Configuration Guide › Connecting to Endpoint Systems › Correlate Imported Accounts to Users › Define Account Correlation Rules

Define Account Correlation Rules

CA GovernanceMinder imports accounts from endpoints. Use the Correlation tab to define how CA GovernanceMinder matches these accounts to users in the universe. CA GovernanceMinder executes correlation rules automatically when importing account data. In addition, options on this screen let you remove account-user links and manually invoke correlation.

Note: When you import endpoint data using CA IdentityMinder, accounts are already mapped to users. Define account mapping logic for connectors that use the CA IAMS Connector Server or connectors that import data files.

To define account correlation rules

1. Define correlation rules for each endpoint as follows:
   • To define new correlation rules, click Add New Rule under Correlation Rules.
   • To base correlation logic on an existing set of rules, click Import Rules from XML. Edit the endpoint attributes and test expressions as necessary.

   Define a correlation condition consisting of the following terms:

   • User Expressions - one or more string expressions based on user attributes in the universe.
   • Comparator - compares the result of the user expression to the result of the account expression.
   • Account Expressions - one or more string expressions based on account attributes.

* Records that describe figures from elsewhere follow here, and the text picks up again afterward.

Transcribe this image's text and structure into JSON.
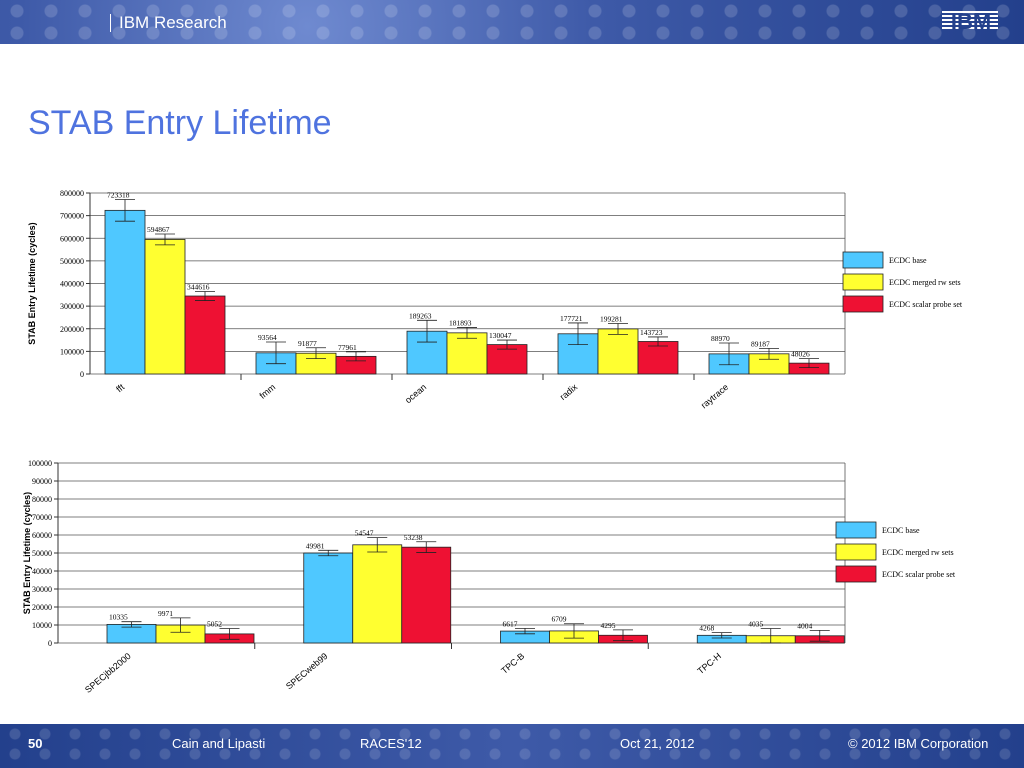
{
  "header": {
    "brand": "IBM Research",
    "logo": "IBM"
  },
  "slide": {
    "title": "STAB Entry Lifetime"
  },
  "footer": {
    "page": "50",
    "authors": "Cain and Lipasti",
    "venue": "RACES'12",
    "date": "Oct 21, 2012",
    "copyright": "© 2012 IBM Corporation"
  },
  "colors": {
    "base": "#4fc8ff",
    "merged": "#ffff30",
    "scalar": "#ee1133"
  },
  "chart_data": [
    {
      "type": "bar",
      "ylabel": "STAB Entry Lifetime (cycles)",
      "ylim": [
        0,
        800000
      ],
      "yticks": [
        "0",
        "100000",
        "200000",
        "300000",
        "400000",
        "500000",
        "600000",
        "700000",
        "800000"
      ],
      "categories": [
        "fft",
        "fmm",
        "ocean",
        "radix",
        "raytrace"
      ],
      "series": [
        {
          "name": "ECDC base",
          "values": [
            723318,
            93564,
            189263,
            177721,
            88970
          ],
          "labels": [
            "723318",
            "93564",
            "189263",
            "177721",
            "88970"
          ]
        },
        {
          "name": "ECDC merged rw sets",
          "values": [
            594867,
            91877,
            181893,
            199281,
            89187
          ],
          "labels": [
            "594867",
            "91877",
            "181893",
            "199281",
            "89187"
          ]
        },
        {
          "name": "ECDC scalar probe set",
          "values": [
            344616,
            77961,
            130047,
            143723,
            48026
          ],
          "labels": [
            "344616",
            "77961",
            "130047",
            "143723",
            "48026"
          ]
        }
      ],
      "legend": "right"
    },
    {
      "type": "bar",
      "ylabel": "STAB Entry Lifetime (cycles)",
      "ylim": [
        0,
        100000
      ],
      "yticks": [
        "0",
        "10000",
        "20000",
        "30000",
        "40000",
        "50000",
        "60000",
        "70000",
        "80000",
        "90000",
        "100000"
      ],
      "categories": [
        "SPECjbb2000",
        "SPECweb99",
        "TPC-B",
        "TPC-H"
      ],
      "series": [
        {
          "name": "ECDC base",
          "values": [
            10335,
            49981,
            6617,
            4268
          ],
          "labels": [
            "10335",
            "49981",
            "6617",
            "4268"
          ]
        },
        {
          "name": "ECDC merged rw sets",
          "values": [
            9971,
            54547,
            6709,
            4035
          ],
          "labels": [
            "9971",
            "54547",
            "6709",
            "4035"
          ]
        },
        {
          "name": "ECDC scalar probe set",
          "values": [
            5052,
            53238,
            4295,
            4004
          ],
          "labels": [
            "5052",
            "53238",
            "4295",
            "4004"
          ]
        }
      ],
      "legend": "right"
    }
  ]
}
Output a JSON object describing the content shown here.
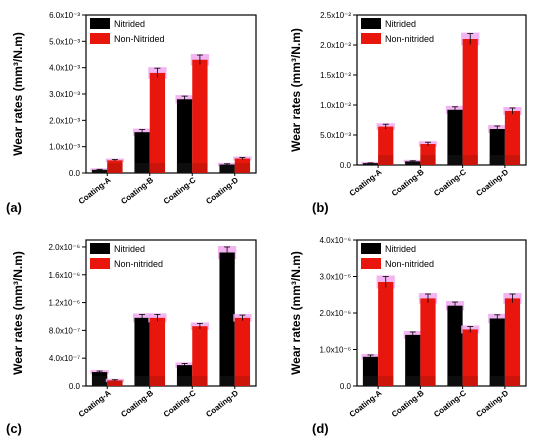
{
  "colors": {
    "nitrided": "#000000",
    "non_nitrided": "#e8160c",
    "error_halo": "#f0a8ee"
  },
  "chart_data": [
    {
      "panel": "(a)",
      "type": "bar",
      "ylabel": "Wear rates (mm³/N.m)",
      "ylim": [
        0,
        0.006
      ],
      "tick_values": [
        0,
        0.001,
        0.002,
        0.003,
        0.004,
        0.005,
        0.006
      ],
      "tick_labels": [
        "0.0",
        "1.0x10⁻³",
        "2.0x10⁻³",
        "3.0x10⁻³",
        "4.0x10⁻³",
        "5.0x10⁻³",
        "6.0x10⁻³"
      ],
      "categories": [
        "Coating-A",
        "Coating-B",
        "Coating-C",
        "Coating-D"
      ],
      "legend_position": "top-left",
      "series": [
        {
          "name": "Nitrided",
          "values": [
            0.00012,
            0.00155,
            0.0028,
            0.00032
          ],
          "errors": [
            2e-05,
            0.0001,
            0.00012,
            3e-05
          ]
        },
        {
          "name": "Non-Nitrided",
          "values": [
            0.00048,
            0.0038,
            0.0043,
            0.00055
          ],
          "errors": [
            3e-05,
            0.00018,
            0.00018,
            4e-05
          ]
        }
      ]
    },
    {
      "panel": "(b)",
      "type": "bar",
      "ylabel": "Wear rates (mm³/N.m)",
      "ylim": [
        0,
        0.025
      ],
      "tick_values": [
        0,
        0.005,
        0.01,
        0.015,
        0.02,
        0.025
      ],
      "tick_labels": [
        "0.0",
        "5.0x10⁻³",
        "1.0x10⁻²",
        "1.5x10⁻²",
        "2.0x10⁻²",
        "2.5x10⁻²"
      ],
      "categories": [
        "Coating-A",
        "Coating-B",
        "Coating-C",
        "Coating-D"
      ],
      "legend_position": "top-left",
      "series": [
        {
          "name": "Nitrided",
          "values": [
            0.0003,
            0.0006,
            0.0092,
            0.006
          ],
          "errors": [
            5e-05,
            0.0001,
            0.0005,
            0.0005
          ]
        },
        {
          "name": "Non-nitrided",
          "values": [
            0.0064,
            0.0035,
            0.021,
            0.009
          ],
          "errors": [
            0.0004,
            0.0003,
            0.0009,
            0.0005
          ]
        }
      ]
    },
    {
      "panel": "(c)",
      "type": "bar",
      "ylabel": "Wear rates (mm³/N.m)",
      "ylim": [
        0,
        2.1e-06
      ],
      "tick_values": [
        0,
        4e-07,
        8e-07,
        1.2e-06,
        1.6e-06,
        2e-06
      ],
      "tick_labels": [
        "0.0",
        "4.0x10⁻⁷",
        "8.0x10⁻⁷",
        "1.2x10⁻⁶",
        "1.6x10⁻⁶",
        "2.0x10⁻⁶"
      ],
      "categories": [
        "Coating-A",
        "Coating-B",
        "Coating-C",
        "Coating-D"
      ],
      "legend_position": "top-left",
      "series": [
        {
          "name": "Nitrided",
          "values": [
            2e-07,
            9.8e-07,
            3e-07,
            1.92e-06
          ],
          "errors": [
            1.5e-08,
            5e-08,
            2.5e-08,
            8e-08
          ]
        },
        {
          "name": "Non-nitrided",
          "values": [
            8e-08,
            9.8e-07,
            8.6e-07,
            9.8e-07
          ],
          "errors": [
            1e-08,
            5e-08,
            4e-08,
            4e-08
          ]
        }
      ]
    },
    {
      "panel": "(d)",
      "type": "bar",
      "ylabel": "Wear rates (mm³/N.m)",
      "ylim": [
        0,
        4e-06
      ],
      "tick_values": [
        0,
        1e-06,
        2e-06,
        3e-06,
        4e-06
      ],
      "tick_labels": [
        "0.0",
        "1.0x10⁻⁶",
        "2.0x10⁻⁶",
        "3.0x10⁻⁶",
        "4.0x10⁻⁶"
      ],
      "categories": [
        "Coating-A",
        "Coating-B",
        "Coating-C",
        "Coating-D"
      ],
      "legend_position": "top-left",
      "series": [
        {
          "name": "Nitrided",
          "values": [
            8e-07,
            1.4e-06,
            2.2e-06,
            1.85e-06
          ],
          "errors": [
            5e-08,
            8e-08,
            1e-07,
            1e-07
          ]
        },
        {
          "name": "Non-nitrided",
          "values": [
            2.85e-06,
            2.4e-06,
            1.55e-06,
            2.4e-06
          ],
          "errors": [
            1.5e-07,
            1.2e-07,
            8e-08,
            1.2e-07
          ]
        }
      ]
    }
  ]
}
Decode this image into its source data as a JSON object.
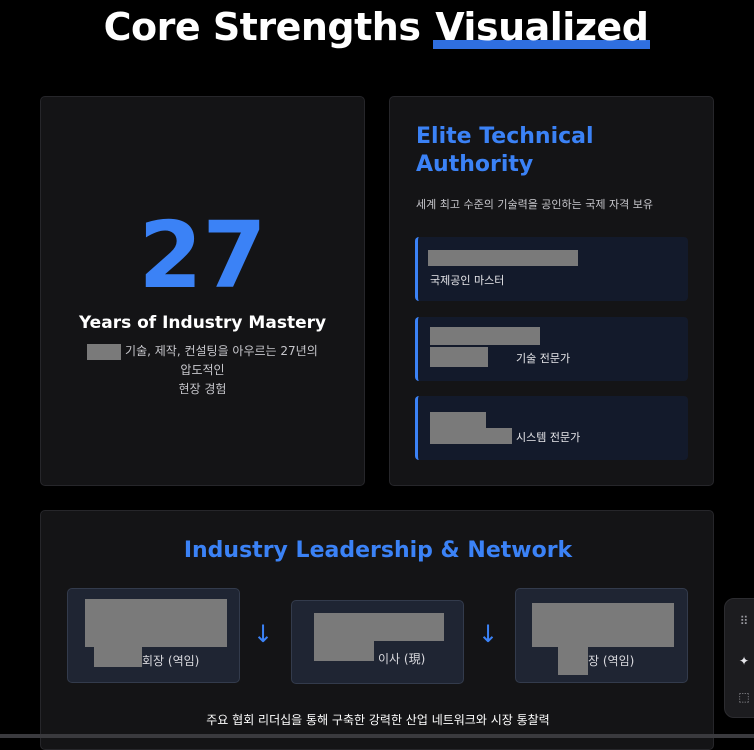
{
  "title": {
    "part1": "Core Strengths ",
    "part2": "Visualized"
  },
  "years_card": {
    "number": "27",
    "heading": "Years of Industry Mastery",
    "desc_line1": " 기술, 제작, 컨설팅을 아우르는 27년의 압도적인",
    "desc_line2": "현장 경험"
  },
  "authority_card": {
    "title_line1": "Elite Technical",
    "title_line2": "Authority",
    "subtitle": "세계 최고 수준의 기술력을 공인하는 국제 자격 보유",
    "credentials": [
      {
        "label": "국제공인 마스터"
      },
      {
        "label": "기술 전문가"
      },
      {
        "label": "시스템 전문가"
      }
    ]
  },
  "leadership_card": {
    "title": "Industry Leadership & Network",
    "roles": [
      {
        "label": "회장 (역임)"
      },
      {
        "label": "이사 (現)"
      },
      {
        "label": "장 (역임)"
      }
    ],
    "arrow": "↓",
    "footer": "주요 협회 리더십을 통해 구축한 강력한 산업 네트워크와 시장 통찰력"
  },
  "side_widget": {
    "icons": [
      "grid-icon",
      "sparkle-icon",
      "select-region-icon"
    ],
    "glyphs": [
      "⠿",
      "✦",
      "⬚"
    ]
  },
  "colors": {
    "accent": "#3b82f6",
    "background": "#000000",
    "card": "#141416"
  }
}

     (Optional) Select the Consider Synonyms option to test the condition with string variants in the synonyms file.

   You can define several correlation conditions in a single rule. A user-account pair matches the rule only when it satisfies all the conditions.

   The table under Correlation Rules lists active rules.

2. (Optional) Define sets of string variants. Under Manage Synonyms Synonyms let one correlation rule test common string variants that may represent the same value. The synonym file defines sets of synonyms. When a string expression in a rule equals a term in the synonym file, CA GovernanceMinder tests the rule using each synonym of the term. For example, if the synonym file lists Nathaniel, Nathan, Nate, Nat as synonyms, CA GovernanceMinder tests correlation rules for a user named Nathan using each of the alternate terms., do any of the following:
   • To load a default synonym list, click Load Synonyms Defaults.
   • To load your own custom synonym list, click Import Synonyms.
   • To add synonyms individually, click Add Synonyms.
3. Define correlation thresholds under Correlation Parameters, and specify how CA GovernanceMinder calculates the aggregated score.
4. Specify correlation reviewers under Correlation Flow Properties.

   When accounts are not immediately correlated to a user (based on the score), they are sent to one or more users for approval. The reviewer then chooses the user to correlate the account to and approves the correlation. The following settings are used for assigning approvers:

   Member List

   Assigns a reviewer based on attributes of the imported account. Imported endpoint accounts are stored as resources, so specify resource attribute mapping when you create this list.

   Default Assignee

   Specifies the default reviewer for all review actions that result from the correlation logic.

5. (Optional) Export correlation rules or synonyms to xml files. You can edit these files offline or upload them to create correlation rules for other endpoints.
   • To export correlation rules, click Export Rules to XML under Correlation Rules.
   • To export synonyms, click Export Synonyms under Manage Synonyms.

   Note: Saved correlation rules are only applied to new users and new accounts during the next import. To apply the rule to all accounts, start a full correlation.

6. Click Apply or Save.

   Account correlation rules are defined.

   Note: The accounts that are correlated are imported from endpoint connectors that are of merge type "As Accounts".